Chroniques

Label marocanité : Parlons marocanité

© D.R

En devisant avec des amis américains, j’ai revendiqué, sans complexe, ma double appartenance au Maroc et à la France. Plus facétieux, j’ai affirmé en tant qu’américains, ils n’ont pas d’histoire. Tout juste une mémoire. Et que je plongeais, quant à moi, ma double identité dans deux pays qui ont une longue tradition historique.
On prétend impossible d’appartenir à deux ou plusieurs nations à la fois. Le cas marocain, avec son émigration, est la preuve du contraire. Combien sont les nouveaux Belges, Hollandais, Français, Espagnols…qui se sentent profondément marocains tout en adhérant aux valeurs et aux traits communs de leurs sociétés respectives. Les extrêmes droites de ces pays aiment à qualifier cette double appartenance de double allégeance. Dans le même temps, c’est, généralement, dans ces identités plurielles, où les attachements nationaux s’entremêlent, qu’on trouve les éléments les plus énergiques et les plus féconds en matière de dynamique sociale.
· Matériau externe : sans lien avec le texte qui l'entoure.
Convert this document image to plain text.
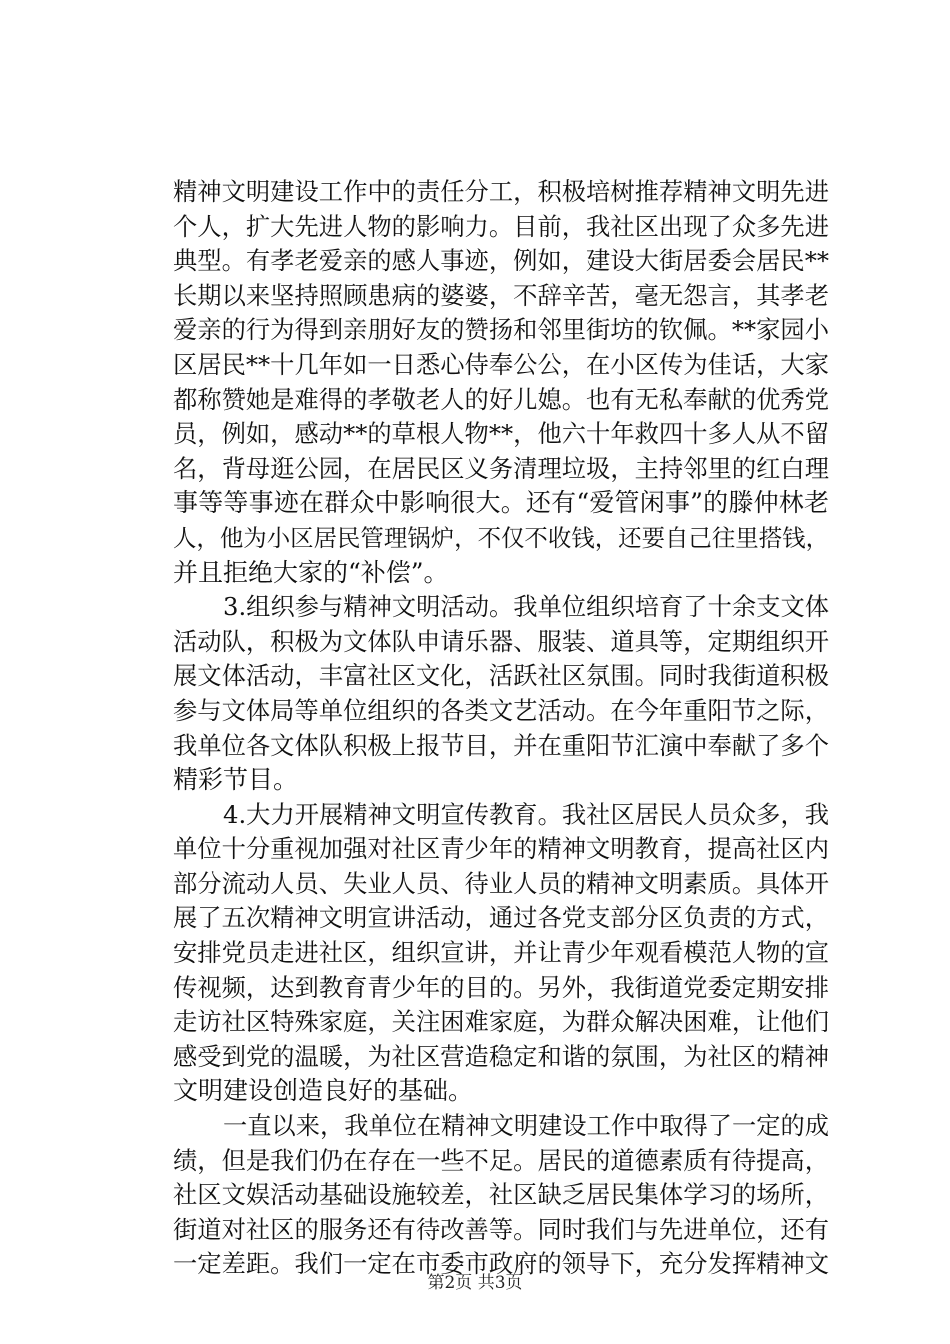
精神文明建设工作中的责任分工，积极培树推荐精神文明先进
个人，扩大先进人物的影响力。目前，我社区出现了众多先进
典型。有孝老爱亲的感人事迹，例如，建设大街居委会居民**
长期以来坚持照顾患病的婆婆，不辞辛苦，毫无怨言，其孝老
爱亲的行为得到亲朋好友的赞扬和邻里街坊的钦佩。**家园小
区居民**十几年如一日悉心侍奉公公，在小区传为佳话，大家
都称赞她是难得的孝敬老人的好儿媳。也有无私奉献的优秀党
员，例如，感动**的草根人物**，他六十年救四十多人从不留
名，背母逛公园，在居民区义务清理垃圾，主持邻里的红白理
事等等事迹在群众中影响很大。还有“爱管闲事”的滕仲林老
人，他为小区居民管理锅炉，不仅不收钱，还要自己往里搭钱，
并且拒绝大家的“补偿”。
3.组织参与精神文明活动。我单位组织培育了十余支文体
活动队，积极为文体队申请乐器、服装、道具等，定期组织开
展文体活动，丰富社区文化，活跃社区氛围。同时我街道积极
参与文体局等单位组织的各类文艺活动。在今年重阳节之际，
我单位各文体队积极上报节目，并在重阳节汇演中奉献了多个
精彩节目。
4.大力开展精神文明宣传教育。我社区居民人员众多，我
单位十分重视加强对社区青少年的精神文明教育，提高社区内
部分流动人员、失业人员、待业人员的精神文明素质。具体开
展了五次精神文明宣讲活动，通过各党支部分区负责的方式，
安排党员走进社区，组织宣讲，并让青少年观看模范人物的宣
传视频，达到教育青少年的目的。另外，我街道党委定期安排
走访社区特殊家庭，关注困难家庭，为群众解决困难，让他们
感受到党的温暖，为社区营造稳定和谐的氛围，为社区的精神
文明建设创造良好的基础。
一直以来，我单位在精神文明建设工作中取得了一定的成
绩，但是我们仍在存在一些不足。居民的道德素质有待提高，
社区文娱活动基础设施较差，社区缺乏居民集体学习的场所，
街道对社区的服务还有待改善等。同时我们与先进单位，还有
一定差距。我们一定在市委市政府的领导下，充分发挥精神文
第2页 共3页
Sur la nation française, c’est très difficile de ne pas en dire. Ecoutons celui qui fut, parmi les illustres, le plus éloquent sur le sujet, Ernest Renan : «L’homme n’est esclave ni de sa race ni de sa langue ni de sa religion ni du cours des fleuves ni de la direction des chaînes de montagnes. Une grande agrégation d’hommes, saine d’esprit et chaude de coeur, crée une conscience morale qui s’appelle une nation. Tant que cette conscience morale prouve sa force par les sacrifices qu’exige l’abdication de l’individu au profit d’une communauté, elle est légitime, elle a le droit d’exister».
C’est quoi cette «conscience morale» qui qualifie la nation marocaine ? Beaucoup semblent, ces derniers temps, s’interroger à ce sujet
Sur le plan juridique, au sens anglo-saxon, le Maroc est une nation, c’est-à-dire un État indépendant qui frappe la monnaie. Il est doté d’institutions spécifiques. Il a son propre siège aux Nations Unies…. Mais qu’en est-il sociologiquement de la question, au sens français du mot?
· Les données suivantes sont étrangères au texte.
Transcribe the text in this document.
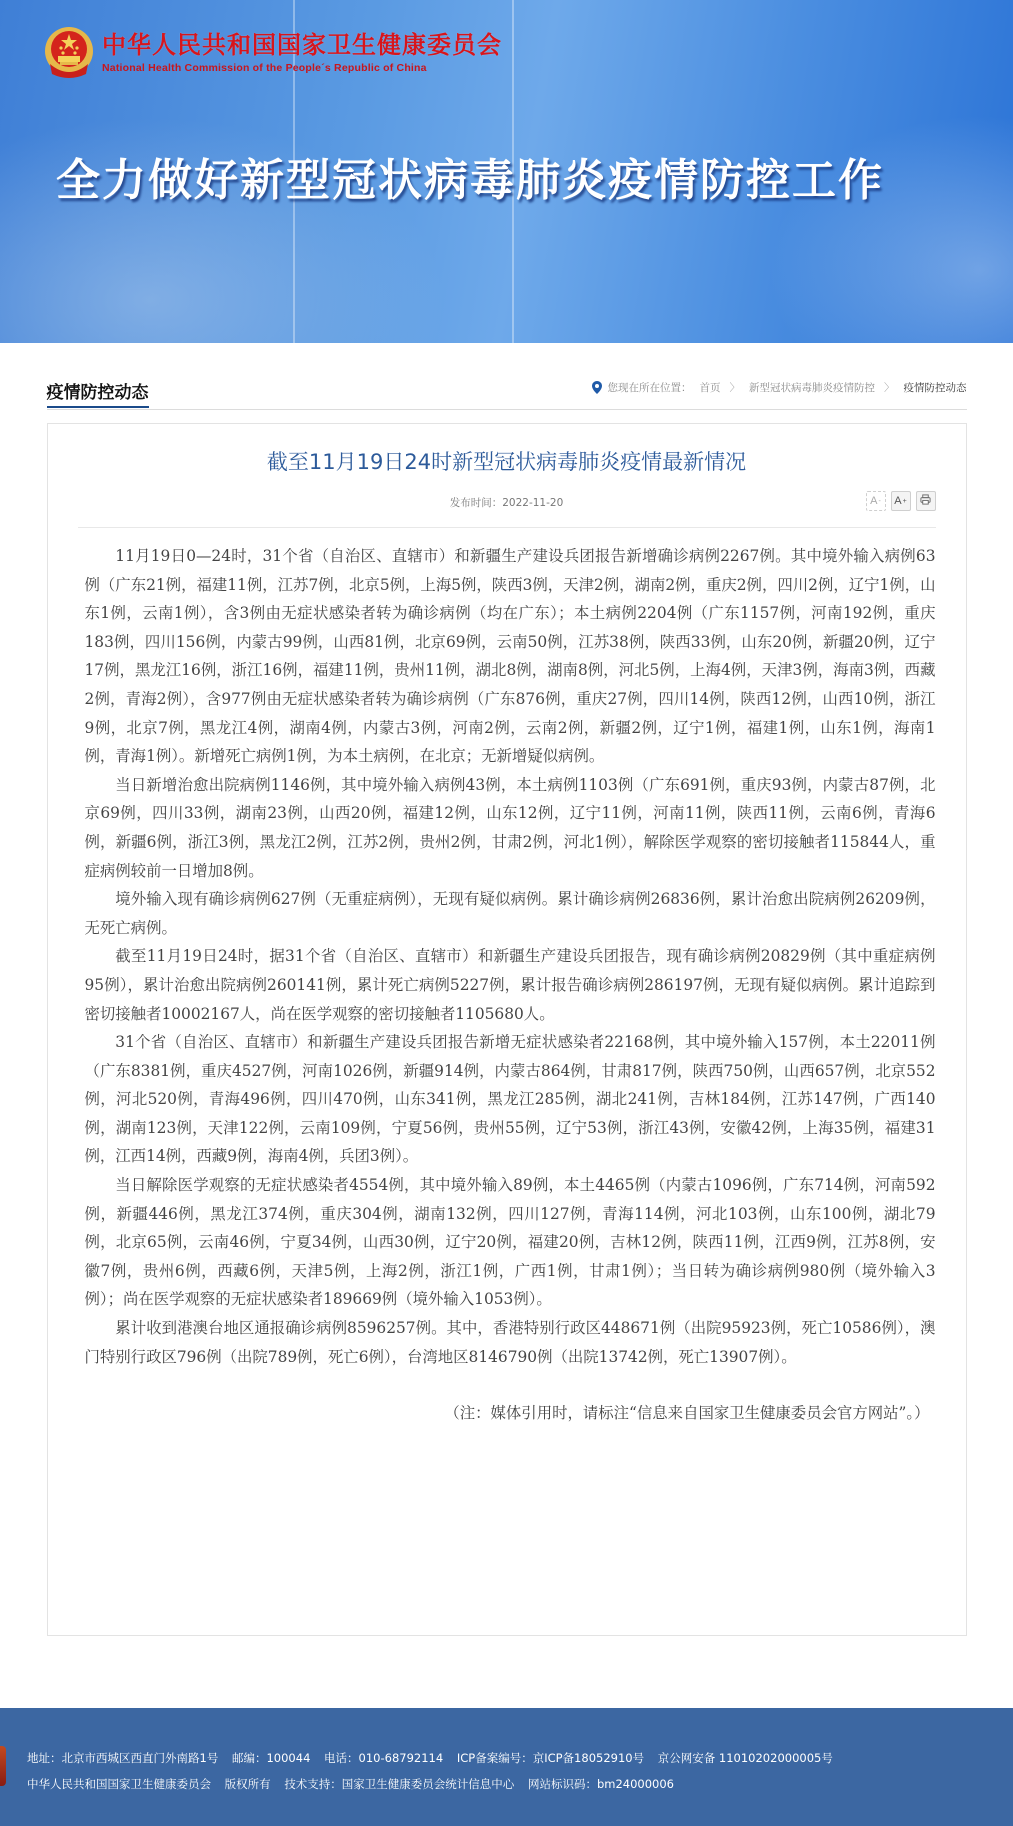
中华人民共和国国家卫生健康委员会
National Health Commission of the People´s Republic of China
全力做好新型冠状病毒肺炎疫情防控工作
疫情防控动态	您现在所在位置： 首页 〉 新型冠状病毒肺炎疫情防控 〉 疫情防控动态
截至11月19日24时新型冠状病毒肺炎疫情最新情况
发布时间：2022-11-20	A - A +

11月19日0—24时，31个省（自治区、直辖市）和新疆生产建设兵团报告新增确诊病例2267例。其中境外输入病例63例（广东21例，福建11例，江苏7例，北京5例，上海5例，陕西3例，天津2例，湖南2例，重庆2例，四川2例，辽宁1例，山东1例，云南1例），含3例由无症状感染者转为确诊病例（均在广东）；本土病例2204例（广东1157例，河南192例，重庆183例，四川156例，内蒙古99例，山西81例，北京69例，云南50例，江苏38例，陕西33例，山东20例，新疆20例，辽宁17例，黑龙江16例，浙江16例，福建11例，贵州11例，湖北8例，湖南8例，河北5例，上海4例，天津3例，海南3例，西藏2例，青海2例），含977例由无症状感染者转为确诊病例（广东876例，重庆27例，四川14例，陕西12例，山西10例，浙江9例，北京7例，黑龙江4例，湖南4例，内蒙古3例，河南2例，云南2例，新疆2例，辽宁1例，福建1例，山东1例，海南1例，青海1例）。新增死亡病例1例，为本土病例，在北京；无新增疑似病例。

当日新增治愈出院病例1146例，其中境外输入病例43例，本土病例1103例（广东691例，重庆93例，内蒙古87例，北京69例，四川33例，湖南23例，山西20例，福建12例，山东12例，辽宁11例，河南11例，陕西11例，云南6例，青海6例，新疆6例，浙江3例，黑龙江2例，江苏2例，贵州2例，甘肃2例，河北1例），解除医学观察的密切接触者115844人，重症病例较前一日增加8例。

境外输入现有确诊病例627例（无重症病例），无现有疑似病例。累计确诊病例26836例，累计治愈出院病例26209例，无死亡病例。

截至11月19日24时，据31个省（自治区、直辖市）和新疆生产建设兵团报告，现有确诊病例20829例（其中重症病例95例），累计治愈出院病例260141例，累计死亡病例5227例，累计报告确诊病例286197例，无现有疑似病例。累计追踪到密切接触者10002167人，尚在医学观察的密切接触者1105680人。

31个省（自治区、直辖市）和新疆生产建设兵团报告新增无症状感染者22168例，其中境外输入157例，本土22011例（广东8381例，重庆4527例，河南1026例，新疆914例，内蒙古864例，甘肃817例，陕西750例，山西657例，北京552例，河北520例，青海496例，四川470例，山东341例，黑龙江285例，湖北241例，吉林184例，江苏147例，广西140例，湖南123例，天津122例，云南109例，宁夏56例，贵州55例，辽宁53例，浙江43例，安徽42例，上海35例，福建31例，江西14例，西藏9例，海南4例，兵团3例）。

当日解除医学观察的无症状感染者4554例，其中境外输入89例，本土4465例（内蒙古1096例，广东714例，河南592例，新疆446例，黑龙江374例，重庆304例，湖南132例，四川127例，青海114例，河北103例，山东100例，湖北79例，北京65例，云南46例，宁夏34例，山西30例，辽宁20例，福建20例，吉林12例，陕西11例，江西9例，江苏8例，安徽7例，贵州6例，西藏6例，天津5例，上海2例，浙江1例，广西1例，甘肃1例）；当日转为确诊病例980例（境外输入3例）；尚在医学观察的无症状感染者189669例（境外输入1053例）。

累计收到港澳台地区通报确诊病例8596257例。其中，香港特别行政区448671例（出院95923例，死亡10586例），澳门特别行政区796例（出院789例，死亡6例），台湾地区8146790例（出院13742例，死亡13907例）。

（注：媒体引用时，请标注“信息来自国家卫生健康委员会官方网站”。）

地址：北京市西城区西直门外南路1号 邮编：100044 电话：010-68792114 ICP备案编号：京ICP备18052910号 京公网安备 11010202000005号
中华人民共和国国家卫生健康委员会 版权所有 技术支持：国家卫生健康委员会统计信息中心 网站标识码：bm24000006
Dans l’acception sociologique, une nation existe dès lors que des êtres humains jugent en former une. Ils souscrivent à une adhésion à des traits communs, historiques, culturels, ethniques, linguistiques ou religieux.
La mosaïque des différences, culturelle et folklorique, se solidifie et s’exacerbe par des valeurs chauvines destinées à réaffirmer l’idée de nation. Ce sont tous les symboles et emblèmes à ressort patriotiques et politiques dont se dote toute Etat-Nation : drapeau, hymne, personnification, slogans… Quels sont les traits communs et profonds des Marocains ? Qu’est-ce qui fonde l’esprit de la marocanité? Quel est le secret de cette émotion muette qui fait vibrer au plus profond de soi aussi bien le Tangérois que le Casablancais en passant par le Soussi ? Pourquoi telle blague peut-elle soutirer le rire aux éclats de chacun de nous? Comment tel chant nous soulève-t-il jusqu’à la frénésie alors que l’autre nous plonge dans la même morosité. Voilà des questions qui, en ce cinquantenaire de l’indépendance, seraient prétextes à de beaux débats.